Peu auparavant, le président élu avait tenu l'un de ses derniers meetings de campagne au Palais des sports de Besançon. Au premier rang, Jean Minjoz, son successeur Robert Schwint, et un jeune homme qui montait dans le PS, Jean-Pierre Chevènement. La proximité des sympathisants, assis par terre à quelques pas, parait incroyable aujourd'hui. C'est peut-être ça, le désenchantement politique, du moins une de ses images.

Ma génération a eu vingt ans à une période où le progrès social, humain, se poursuivait. Il ne fut pas que l'apanage de la gauche, loin s'en faut. C'est sous De Gaulle que les femmes epurent ouvrir un compte en banque sans autorisation de leur mari, que la pilule fut légalisée. C'est sous Giscard que Simone Veil et Jacques Chirac firent voter le droit à l'avortement. Ces avancées venaient vingt ans après qu'un obstétricien communiste eut introduit à Suresnes la méthode de l'accouchement dit sans douleur, née en URSS. Sous Mitterrand, on libéra les ondes, pas toujours pour le meilleur. On stoppa le projet d'extension du camp militaire du Larzac. Les lois Auroux introduisirent un peu plus de démocratie sociale dans les grandes entreprises. L'abolition de la peine de mort mit fin à une honte nationale.

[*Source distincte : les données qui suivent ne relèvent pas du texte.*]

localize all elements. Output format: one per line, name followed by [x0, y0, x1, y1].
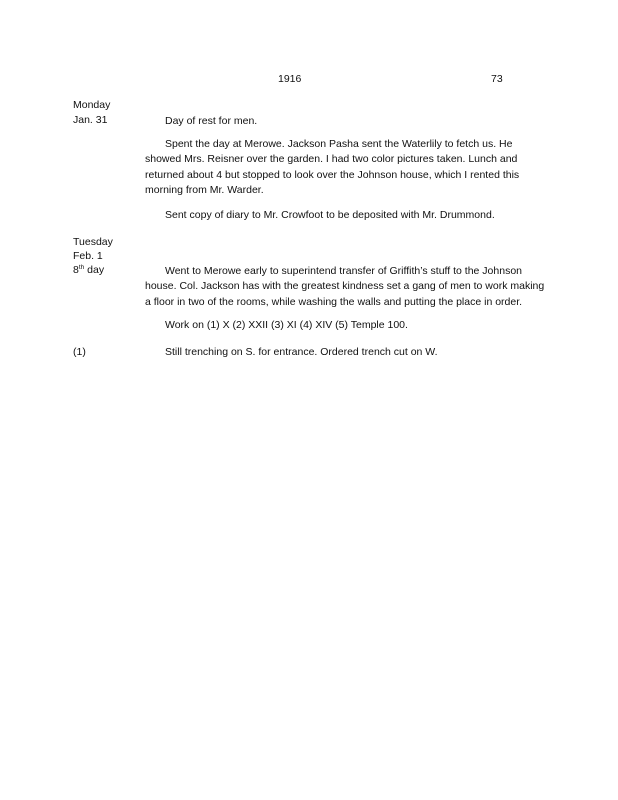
entry-paragraph: Sent copy of diary to Mr. Crowfoot to be deposited with Mr. Drummond.: [165, 209, 495, 221]
entry-text: [145, 318, 545, 333]
entry-paragraph: Still trenching on S. for entrance. Ordered trench cut on W.: [165, 346, 438, 358]
entry-text: [145, 137, 545, 198]
entry-text: [145, 264, 545, 310]
entry-paragraph: Work on (1) X (2) XXII (3) XI (4) XIV (5) Temple 100.: [165, 319, 408, 331]
entry-weekday: Monday: [73, 99, 111, 111]
entry-weekday: Tuesday: [73, 236, 113, 248]
entry-site-label: (1): [73, 346, 86, 358]
entry-text: [145, 345, 545, 360]
day-number: 8: [73, 264, 79, 276]
day-ordinal-suffix: th: [78, 264, 85, 271]
entry-date: Jan. 31: [73, 114, 108, 126]
page-number: 73: [491, 73, 503, 85]
entry-day-count: [73, 264, 104, 277]
entry-paragraph: Went to Merowe early to superintend transfer of Griffith’s stuff to the Johnson house. Col. Jackson has with the greatest kindness set a gang of men to work making a floor in two of the rooms, while washing the walls and putting the place in order.: [145, 265, 545, 308]
page-year: 1916: [278, 73, 302, 85]
entry-paragraph: Spent the day at Merowe. Jackson Pasha sent the Waterlily to fetch us. He showed Mrs. Reisner over the garden. I had two color pictures taken. Lunch and returned about 4 but stopped to look over the Johnson house, which I rented this morning from Mr. Warder.: [145, 138, 520, 196]
entry-text: [145, 208, 545, 223]
entry-text: [145, 114, 545, 129]
entry-paragraph: Day of rest for men.: [165, 115, 258, 127]
day-word: day: [84, 264, 105, 276]
entry-date: Feb. 1: [73, 250, 103, 262]
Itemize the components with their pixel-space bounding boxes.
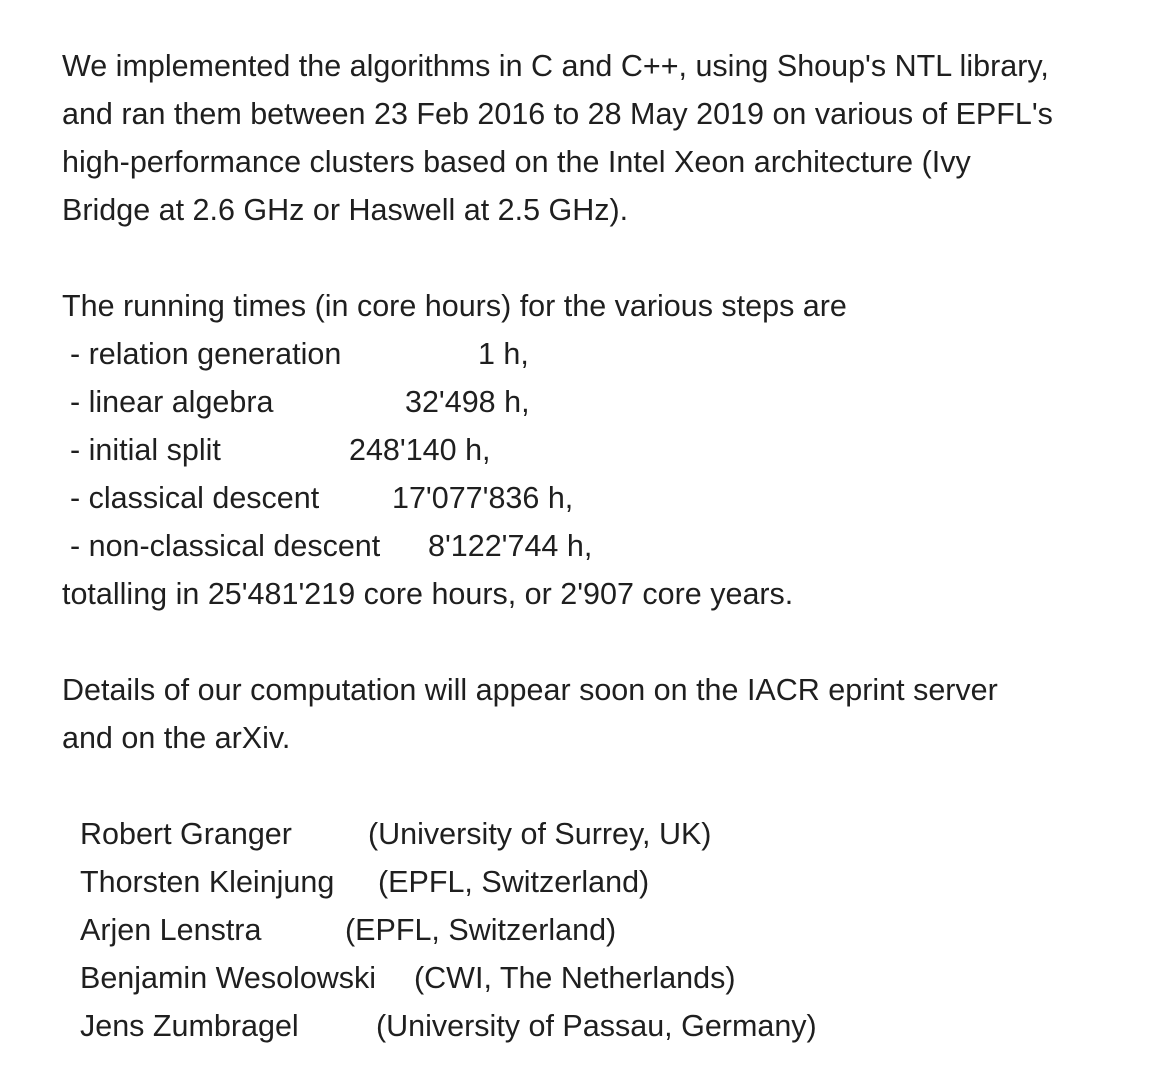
step-value: 32'498 h, (405, 385, 530, 419)
author-name: Arjen Lenstra (80, 913, 262, 947)
step-label: - relation generation (70, 337, 342, 371)
running-times-total: totalling in 25'481'219 core hours, or 2'907 core years. (62, 577, 794, 611)
author-affiliation: (EPFL, Switzerland) (345, 913, 617, 947)
step-label: - initial split (70, 433, 221, 467)
author-affiliation: (EPFL, Switzerland) (378, 865, 650, 899)
step-value: 17'077'836 h, (392, 481, 574, 515)
step-value: 248'140 h, (349, 433, 491, 467)
author-name: Thorsten Kleinjung (80, 865, 335, 899)
running-times-heading: The running times (in core hours) for the various steps are (62, 289, 847, 323)
details-line-1: Details of our computation will appear soon on the IACR eprint server (62, 673, 998, 707)
step-value: 1 h, (478, 337, 529, 371)
intro-line-3: high-performance clusters based on the Intel Xeon architecture (Ivy (62, 145, 971, 179)
author-affiliation: (University of Passau, Germany) (376, 1009, 817, 1043)
step-value: 8'122'744 h, (428, 529, 593, 563)
details-line-2: and on the arXiv. (62, 721, 291, 755)
step-label: - classical descent (70, 481, 320, 515)
author-affiliation: (CWI, The Netherlands) (414, 961, 736, 995)
intro-line-2: and ran them between 23 Feb 2016 to 28 May 2019 on various of EPFL's (62, 97, 1053, 131)
step-label: - linear algebra (70, 385, 274, 419)
author-name: Robert Granger (80, 817, 292, 851)
intro-line-1: We implemented the algorithms in C and C++, using Shoup's NTL library, (62, 49, 1049, 83)
intro-line-4: Bridge at 2.6 GHz or Haswell at 2.5 GHz). (62, 193, 629, 227)
author-name: Jens Zumbragel (80, 1009, 299, 1043)
author-name: Benjamin Wesolowski (80, 961, 377, 995)
step-label: - non-classical descent (70, 529, 381, 563)
author-affiliation: (University of Surrey, UK) (368, 817, 712, 851)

Et puis plus grand chose. Les institutions honnies récupérées. L'inutile coup tordu du Rainbow Warrior. La poursuite de la Françafrique. La courte échelle à Bernard Tapie et Sylvio Berlusconi. Un éclair d'humanité à Sarajevo assiégée. La participation à la Première guerre du Golfe. Une victoire à la Pyrrhus sur le traité de Masstricht. Un compromis avec l'Allemagne s'avérant désastreux pour l'Europe en la mettant sur les rails de l'ultralibéralisme, annonçant la résistible montée de l'extrême droite et la lente agonie du socialisme à la française.

François Hollande a fait ses armes à ses côtés. François Mitterrand aura toujours tenté, même dans les pires moments de défiance, de s'adresser aux électeurs de gauche. C'est peut-être ce que son fantôme a suggéré à l'actuel président venu se recueillir sur sa tombe.